The findings include:
The facility failed to have a medical gas, vacuum, WAGD, or support gas systems having a documented maintenance program. The program includes an inventory of all source systems, control valves, alarms, manufactured assemblies, and outlets. Inspection and maintenance schedules are established through risk assessment considering manufacturer recommendations. Inspection procedures and testing methods are established through risk assessment. Persons maintaining systems are qualified as demonstrated by training and certification or credentialing to the requirements of AASE 6030 or 6040.
The above was discussed and acknowledged by the facility staff.
Tag No.: K0908
Based upon observations and staff interviews on 11/21/2024 between approximately 0930 to 1530 hours the facility failed to maintain their medical gas equipment through testing and inspection possible leading to a problem not being detected, and thus place patients, staff, and visitors to the threat of an accelerated fire.
The findings include:
The facility failed to inspect and test gas and vacuum systems as part of a maintenance program and include the required elements.
The above was discussed and acknowledged by the facility staff.
Tag No.: K0909
Based upon observations and staff interviews on 11/21/2024 between approximately 0930 to 1530 hours the facility has failed to provide signage where oxygen or other medical gases are in use or stored. This could result in the rapid spread of smoke and fire in the event of ignition which could potentially endanger the patients, staff, and/or visitors within the facility.
The findings include:
Shutoff valves failed to identify room or area served.
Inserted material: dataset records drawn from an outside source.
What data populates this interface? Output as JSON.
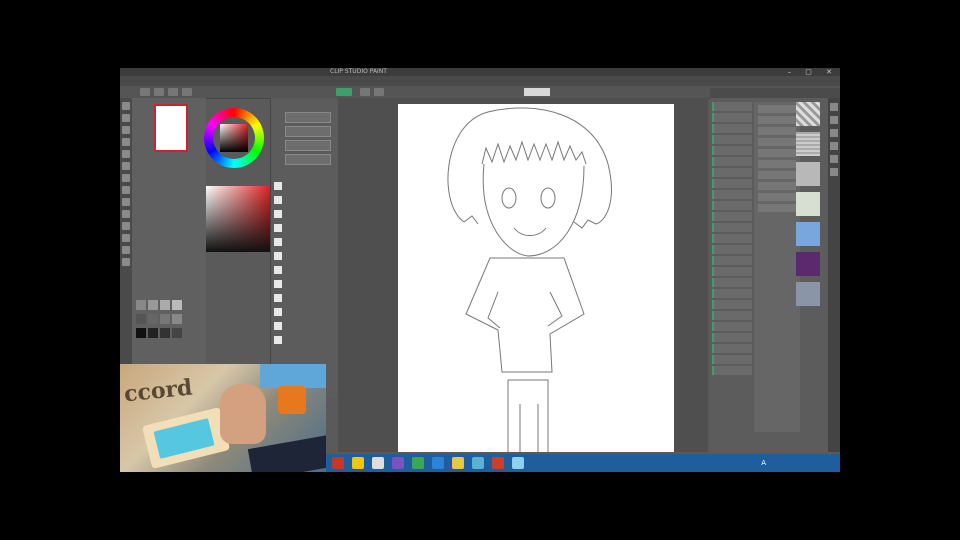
{
  "app": {
    "title": "CLIP STUDIO PAINT",
    "menu": [
      "",
      "",
      "",
      "",
      "",
      "",
      "",
      "",
      "",
      ""
    ],
    "command_field": ""
  },
  "colors": {
    "accent": "#3d9f6a",
    "taskbar": "#1f5e9c",
    "selected_color": "#d22222"
  },
  "left_panel": {
    "subtool_rows": [
      "",
      "",
      "",
      "",
      "",
      "",
      "",
      "",
      "",
      "",
      "",
      ""
    ]
  },
  "right_panel": {
    "layers": [
      "",
      "",
      "",
      "",
      "",
      "",
      "",
      "",
      "",
      "",
      "",
      "",
      "",
      "",
      "",
      "",
      "",
      "",
      "",
      "",
      "",
      "",
      "",
      "",
      ""
    ],
    "materials": [
      "",
      "",
      "",
      "",
      "",
      "",
      "",
      "",
      "",
      "",
      "",
      "",
      "",
      ""
    ]
  },
  "taskbar": {
    "lang": "A",
    "time": "",
    "date": "",
    "icons": [
      "browser-icon",
      "explorer-icon",
      "store-icon",
      "mail-icon",
      "chrome-icon",
      "paint-icon",
      "clip-studio-icon",
      "folder-icon",
      "media-icon",
      "settings-icon"
    ]
  },
  "webcam": {
    "caption": "ccord"
  }
}
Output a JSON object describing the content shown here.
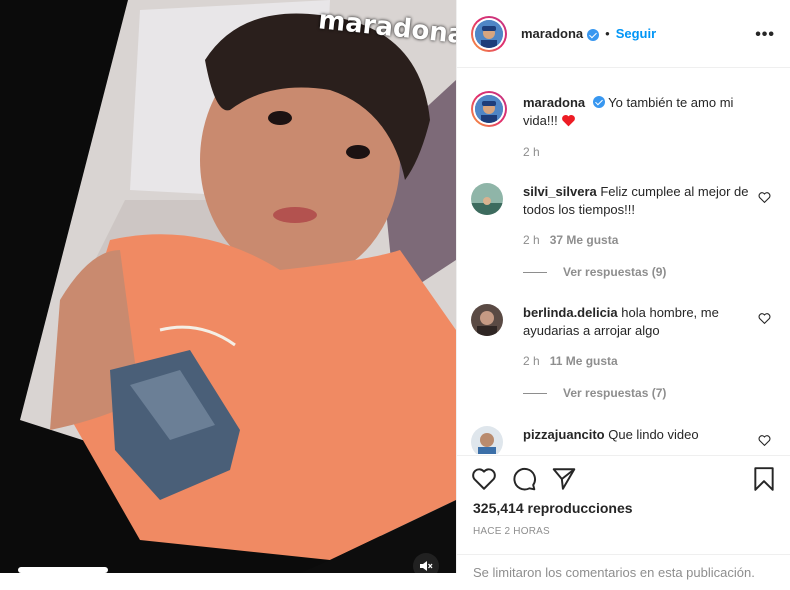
{
  "header": {
    "username": "maradona",
    "separator": "•",
    "follow_label": "Seguir",
    "more_label": "•••"
  },
  "video": {
    "overlay_text": "maradona"
  },
  "caption": {
    "username": "maradona",
    "text": "Yo también te amo mi vida!!!",
    "time": "2 h"
  },
  "comments": [
    {
      "username": "silvi_silvera",
      "text": "Feliz cumplee al mejor de todos los tiempos!!!",
      "time": "2 h",
      "likes": "37 Me gusta",
      "replies": "Ver respuestas (9)"
    },
    {
      "username": "berlinda.delicia",
      "text": "hola hombre, me ayudarias a arrojar algo",
      "time": "2 h",
      "likes": "11 Me gusta",
      "replies": "Ver respuestas (7)"
    },
    {
      "username": "pizzajuancito",
      "text": "Que lindo video"
    }
  ],
  "stats": {
    "views": "325,414 reproducciones",
    "time_ago": "HACE 2 HORAS"
  },
  "footer": {
    "limited_comments": "Se limitaron los comentarios en esta publicación."
  },
  "colors": {
    "accent": "#0095f6",
    "verified": "#3897f0",
    "heart": "#ed1c24",
    "muted_text": "#8e8e8e"
  }
}
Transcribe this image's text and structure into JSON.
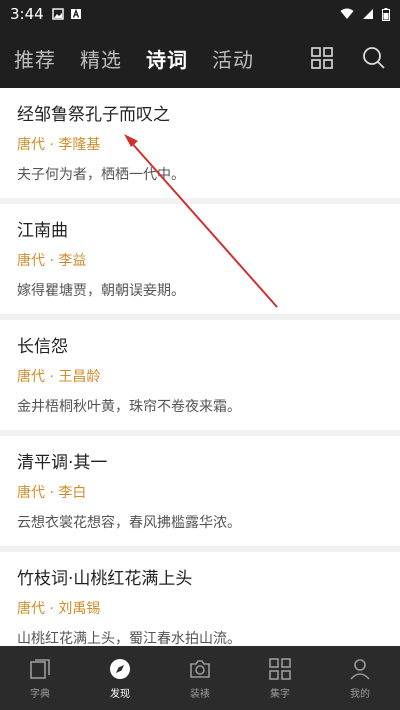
{
  "status": {
    "time": "3:44"
  },
  "top_nav": {
    "tabs": [
      {
        "label": "推荐",
        "active": false
      },
      {
        "label": "精选",
        "active": false
      },
      {
        "label": "诗词",
        "active": true
      },
      {
        "label": "活动",
        "active": false
      }
    ],
    "icons": [
      "grid-icon",
      "search-icon"
    ]
  },
  "poems": [
    {
      "title": "经邹鲁祭孔子而叹之",
      "author": "唐代 · 李隆基",
      "line": "夫子何为者，栖栖一代中。"
    },
    {
      "title": "江南曲",
      "author": "唐代 · 李益",
      "line": "嫁得瞿塘贾，朝朝误妾期。"
    },
    {
      "title": "长信怨",
      "author": "唐代 · 王昌龄",
      "line": "金井梧桐秋叶黄，珠帘不卷夜来霜。"
    },
    {
      "title": "清平调·其一",
      "author": "唐代 · 李白",
      "line": "云想衣裳花想容，春风拂槛露华浓。"
    },
    {
      "title": "竹枝词·山桃红花满上头",
      "author": "唐代 · 刘禹锡",
      "line": "山桃红花满上头，蜀江春水拍山流。"
    }
  ],
  "bottom_nav": {
    "items": [
      {
        "label": "字典",
        "icon": "book-icon",
        "active": false
      },
      {
        "label": "发现",
        "icon": "compass-icon",
        "active": true
      },
      {
        "label": "装裱",
        "icon": "camera-icon",
        "active": false
      },
      {
        "label": "集字",
        "icon": "grid-icon",
        "active": false
      },
      {
        "label": "我的",
        "icon": "person-icon",
        "active": false
      }
    ]
  },
  "colors": {
    "author": "#d18d2b",
    "annotation_arrow": "#d0312d",
    "nav_bg": "#1f1f1f",
    "bottom_bg": "#2b2b2b"
  }
}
Shut off valves in operating hallway found blocked.
The above was discussed and acknowledged by the facility staff.
Tag No.: K0918
Based upon observations and staff interviews on 11/21/2024 between approximately 0930 to 1530 hours the facility has failed to maintain and test the emergency generator in accordance with NFPA 110. This could result in a failure of the emergency power system which would leave the facility without egress and task lighting in the event of a power failure which would endanger the patients, staff, and/or visitors within the facility.
The findings include:
Facility failed to provide records for every 36 months testing for 4 continuous hour exercise on each generator.
NFPA 110 8.4.7 EPSS circuit breakers for Level 1 system usage, including main and feed breakers between the EPS and the transfer switch load terminals, shall be exercised annually with the EPS in the "off" position.
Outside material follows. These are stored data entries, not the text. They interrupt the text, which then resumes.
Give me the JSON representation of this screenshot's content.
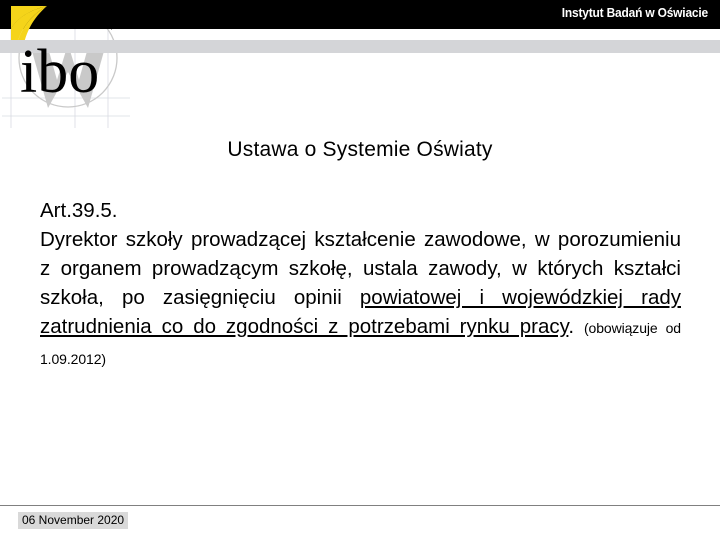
{
  "header": {
    "organization": "Instytut Badań w Oświacie",
    "logo_text": "ibo",
    "colors": {
      "band": "#000000",
      "accent_yellow": "#F5D41A",
      "gray_band": "#D4D5D8",
      "watermark_gray": "#C9C9C9"
    }
  },
  "slide": {
    "title": "Ustawa o Systemie Oświaty",
    "article_label": "Art.39.5.",
    "paragraph": {
      "plain_1": "Dyrektor szkoły prowadzącej kształcenie zawodowe, w porozumieniu z organem prowadzącym szkołę, ustala zawody, w których kształci szkoła, po zasięgnięciu opinii ",
      "underlined_1": "powiatowej i wojewódzkiej rady zatrudnienia co do zgodności z potrzebami rynku pracy",
      "plain_2": ". ",
      "note": "(obowiązuje od 1.09.2012)"
    }
  },
  "footer": {
    "date": "06 November 2020"
  }
}
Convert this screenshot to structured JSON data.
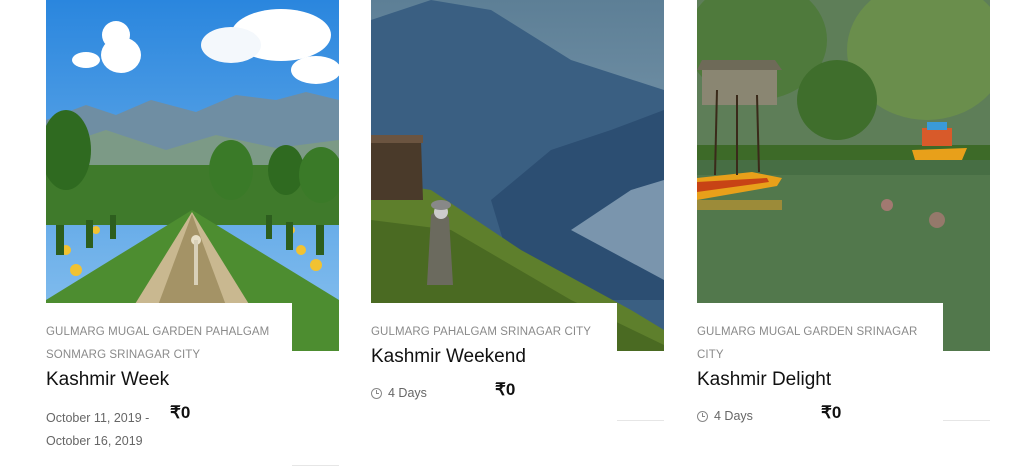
{
  "cards": [
    {
      "locations": "GULMARG MUGAL GARDEN PAHALGAM SONMARG SRINAGAR CITY",
      "title": "Kashmir Week",
      "dates": "October 11, 2019 - October 16, 2019",
      "price": "₹0",
      "image_icon": "garden-mountains-image"
    },
    {
      "locations": "GULMARG PAHALGAM SRINAGAR CITY",
      "title": "Kashmir Weekend",
      "duration": "4 Days",
      "price": "₹0",
      "image_icon": "valley-hiker-image"
    },
    {
      "locations": "GULMARG MUGAL GARDEN SRINAGAR CITY",
      "title": "Kashmir Delight",
      "duration": "4 Days",
      "price": "₹0",
      "image_icon": "lake-shikara-image"
    }
  ]
}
NFPA 99 6.4.4.1.2.1* Circuit Breakers. Main and feeder circuit breakers shall be inspected annually, and a program for periodically exercising the components shall be established according to manufacturer ' s recommendations.
NFPA 8.4.7.1 Circuit breakers rated in excess of 600 volts for Level 1 system usage shall be exercised every 6 months and shall be tested under simulated overload conditions every 2 years.
NFPA 99 6.4.4.1.2.1* Circuit Breakers. Main and feeder circuit breakers shall be inspected annually, and a program for periodically exercising the components shall be established according to manufacturer 's recommendations.
Facility failed to conduct conduce testing and specific gravity testing on generator batteries
The above was discussed and acknowledged by the facility staff.
Tag No.: K0933
Based upon observations and staff interviews on 11/21/2024 between approximately 0930 to 1530 hours the facility failed to maintain a written policy or regulation for fire loss in operating rooms. This could result in the ignition of gases; endanger the staff and patients within the room.
The findings include:
Facility failed to provide education and training to OR surgeons for chemical spills, and extinguishment of drapery, clothing and equipment fires.
Facility failed to remove solution-soaked materials have been removed from the OR prior to draping and use of surgical devices.
The above was discussed and acknowledged by the facility staff.